IV Congreso Internacional Historia a Debate
Santiago de Compostela, 15-19 de diciembre de 2010



 Ponencias aceptadas

Mesa C. Gobernanza mundial, pasado y futuro


Geoffrey I Nwaka (Abia State University, Uturu, Nigeria)


Tradition as a Modern Strategy: Indigenous Knowledge as Local Response to Globalization in Nigeria/Africa


Globalization is now widely perceived in Africa as a new version of earlier forms of external domination and exploitation. Its economic and welfare benefits are unevenly shared, and appear to bypass or to retard progress in many countries of the developing world. But Marshall Sahlins has rightly emphasized the need for all peoples “to indigenize the forces of global modernity, and turn them to their own ends”, as the real impact of globalization depends largely on the responses developed at the local level. The challenge for Africa is, therefore, how to engage and cope with globalization and other external influences in a way that is compatible with local values and priorities; how to strike the right balance between global and local cultures in national governance and development – as in Japan and East Asia.

For a long time African customs and traditions were misperceived as irrational and incompatible with the conventional strategies of development. But the economic crisis and policy failures of the 1980s and ‘90s, and the current threat of global recession have exposed flaws in the Western, neo-liberal, ‘external agency’ model of development imposed from the top by national governments and international development agencies.
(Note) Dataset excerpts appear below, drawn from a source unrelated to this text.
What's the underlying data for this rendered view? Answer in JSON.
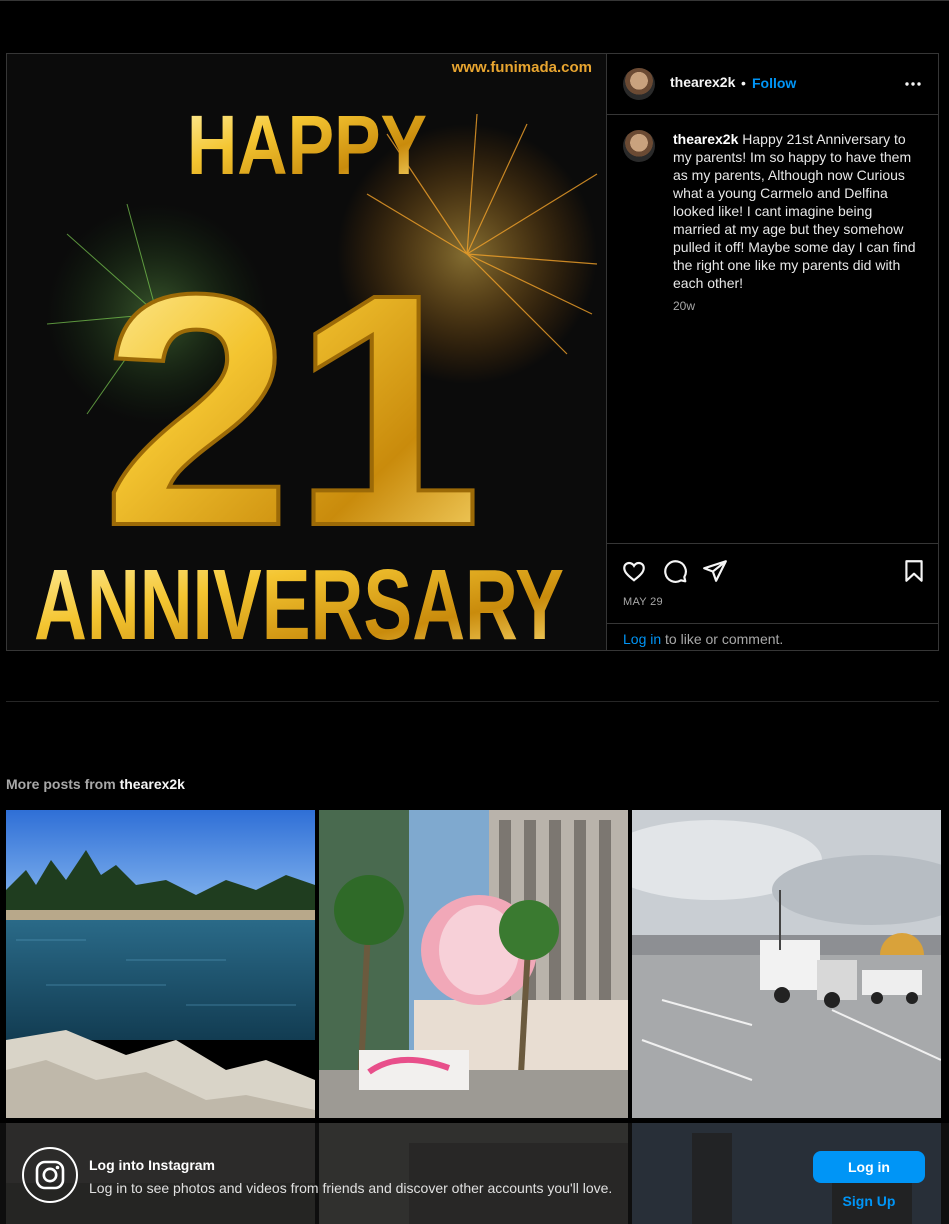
{
  "post": {
    "image_watermark": "www.funimada.com",
    "image_text_top": "HAPPY",
    "image_text_number": "21",
    "image_text_bottom": "ANNIVERSARY",
    "username": "thearex2k",
    "separator": "•",
    "follow_label": "Follow",
    "caption_username": "thearex2k",
    "caption_text": "Happy 21st Anniversary to my parents! Im so happy to have them as my parents, Although now Curious what a young Carmelo and Delfina looked like! I cant imagine being married at my age but they somehow pulled it off! Maybe some day I can find the right one like my parents did with each other!",
    "age": "20w",
    "date": "MAY 29",
    "login_link": "Log in",
    "login_suffix": " to like or comment."
  },
  "more_posts": {
    "prefix": "More posts from ",
    "username": "thearex2k"
  },
  "banner": {
    "title": "Log into Instagram",
    "subtitle": "Log in to see photos and videos from friends and discover other accounts you'll love.",
    "login_button": "Log in",
    "signup_button": "Sign Up"
  },
  "colors": {
    "accent": "#0095f6",
    "background": "#000000",
    "border": "#363636"
  }
}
Because of growing concern about widespread poverty, widening inequalities and environmental deterioration, there is renewed interest in an alternative approach to development which emphasizes the cultural dimension of development, and the often overlooked potential of indigenous knowledge as “the single largest knowledge resource not yet mobilized in the development enterprise”. This paper considers how indigenous knowledge and practice can be put to good use in support of local governance and development in Nigeria; how development policies and programmes can be made to reflect local priorities, and build upon and strengthen local knowledge, capacity and organization, especially in such vital areas as agriculture and natural resource management, law review and conflict resolution, education, health care and poverty alleviation. Indigenous knowledge is here used as a model for rethinking and redirecting the development process, and as a way to involve, enable and empower local actors to take part in their own development.
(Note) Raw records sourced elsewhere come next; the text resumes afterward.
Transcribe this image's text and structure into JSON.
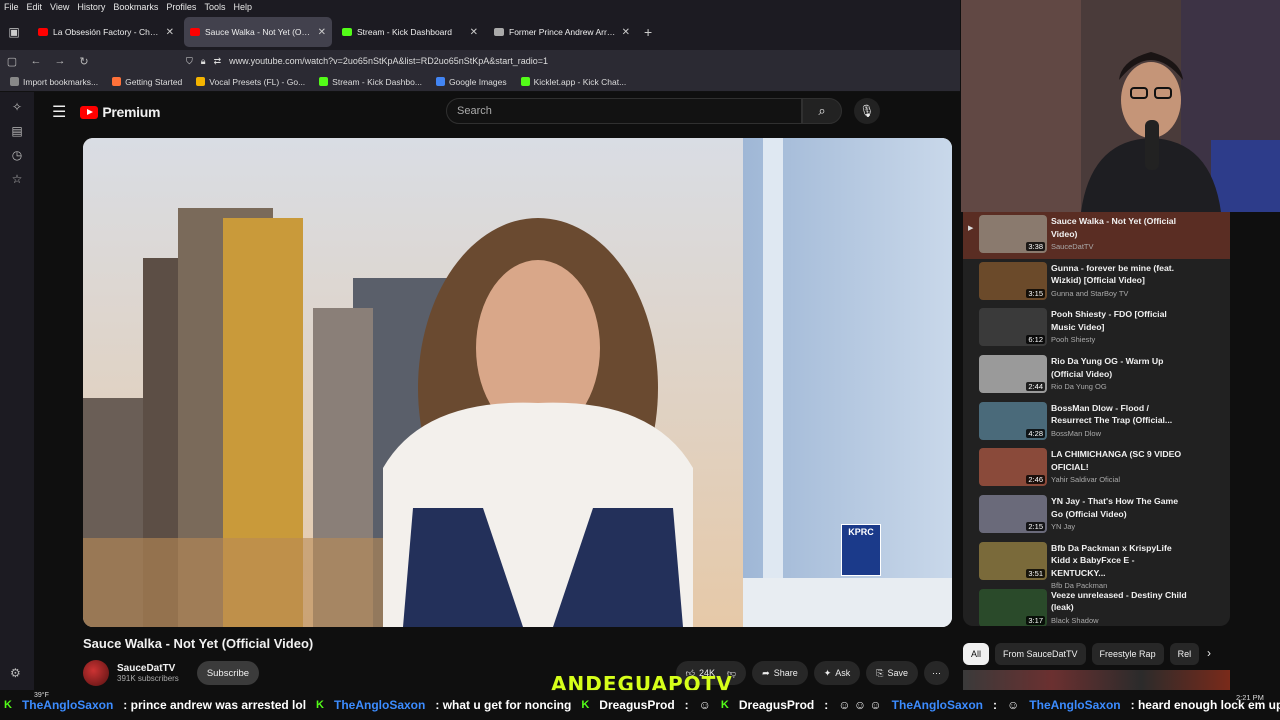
{
  "menubar": [
    "File",
    "Edit",
    "View",
    "History",
    "Bookmarks",
    "Profiles",
    "Tools",
    "Help"
  ],
  "tabs": [
    {
      "title": "La Obsesión Factory - Chichabe",
      "color": "#ff0000",
      "active": false
    },
    {
      "title": "Sauce Walka - Not Yet (Official",
      "color": "#ff0000",
      "active": true
    },
    {
      "title": "Stream - Kick Dashboard",
      "color": "#53fc18",
      "active": false
    },
    {
      "title": "Former Prince Andrew Arrested",
      "color": "#aaaaaa",
      "active": false
    }
  ],
  "address": {
    "url": "www.youtube.com/watch?v=2uo65nStKpA&list=RD2uo65nStKpA&start_radio=1"
  },
  "bookmarks": [
    {
      "label": "Import bookmarks...",
      "color": "#888888"
    },
    {
      "label": "Getting Started",
      "color": "#ff7139"
    },
    {
      "label": "Vocal Presets (FL) - Go...",
      "color": "#f4b400"
    },
    {
      "label": "Stream - Kick Dashbo...",
      "color": "#53fc18"
    },
    {
      "label": "Google Images",
      "color": "#4285f4"
    },
    {
      "label": "Kicklet.app - Kick Chat...",
      "color": "#53fc18"
    }
  ],
  "header": {
    "logo_text": "Premium",
    "search_placeholder": "Search"
  },
  "video": {
    "title": "Sauce Walka - Not Yet (Official Video)",
    "channel": "SauceDatTV",
    "subscribers": "391K subscribers",
    "subscribe_label": "Subscribe",
    "likes": "24K",
    "share_label": "Share",
    "ask_label": "Ask",
    "save_label": "Save",
    "station_logo": "KPRC"
  },
  "playlist": [
    {
      "title": "Sauce Walka - Not Yet (Official Video)",
      "channel": "SauceDatTV",
      "duration": "3:38",
      "current": true,
      "thumb": "#8a7a6e"
    },
    {
      "title": "Gunna - forever be mine (feat. Wizkid) [Official Video]",
      "channel": "Gunna and StarBoy TV",
      "duration": "3:15",
      "current": false,
      "thumb": "#6b4a2a"
    },
    {
      "title": "Pooh Shiesty - FDO [Official Music Video]",
      "channel": "Pooh Shiesty",
      "duration": "6:12",
      "current": false,
      "thumb": "#3a3a3a"
    },
    {
      "title": "Rio Da Yung OG - Warm Up (Official Video)",
      "channel": "Rio Da Yung OG",
      "duration": "2:44",
      "current": false,
      "thumb": "#9a9a9a"
    },
    {
      "title": "BossMan Dlow - Flood / Resurrect The Trap (Official...",
      "channel": "BossMan Dlow",
      "duration": "4:28",
      "current": false,
      "thumb": "#4a6a7a"
    },
    {
      "title": "LA CHIMICHANGA (SC 9 VIDEO OFICIAL!",
      "channel": "Yahir Saldivar Oficial",
      "duration": "2:46",
      "current": false,
      "thumb": "#8a4a3a"
    },
    {
      "title": "YN Jay - That's How The Game Go (Official Video)",
      "channel": "YN Jay",
      "duration": "2:15",
      "current": false,
      "thumb": "#6a6a7a"
    },
    {
      "title": "Bfb Da Packman x KrispyLife Kidd x BabyFxce E - KENTUCKY...",
      "channel": "Bfb Da Packman",
      "duration": "3:51",
      "current": false,
      "thumb": "#7a6a3a"
    },
    {
      "title": "Veeze unreleased - Destiny Child (leak)",
      "channel": "Black Shadow",
      "duration": "3:17",
      "current": false,
      "thumb": "#2a4a2a"
    }
  ],
  "chips": [
    "All",
    "From SauceDatTV",
    "Freestyle Rap",
    "Rel"
  ],
  "overlay_name": "ANDEGUAPOTV",
  "weather": "39°F",
  "clock": "2:21 PM",
  "chat": [
    {
      "user": "TheAngloSaxon",
      "msg": "prince andrew was arrested lol"
    },
    {
      "user": "TheAngloSaxon",
      "msg": "what u get for noncing"
    },
    {
      "user": "DreagusProd",
      "msg": ""
    },
    {
      "user": "DreagusProd",
      "msg": ""
    },
    {
      "user": "TheAngloSaxon",
      "msg": ""
    },
    {
      "user": "TheAngloSaxon",
      "msg": "heard enough lock em up"
    }
  ]
}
The paper concludes with some general reflections on the indigenous knowledge movement as an appropriate local response to globalization and Western knowledge dominance, and as a way to promote cultural identity and inter-cultural dialogue on African development. A fair and more inclusive globalization should be based on respect for cultural diversity, and should provide a new context and opportunity to overcome inequality between and within nations, and to strengthen global solidarity.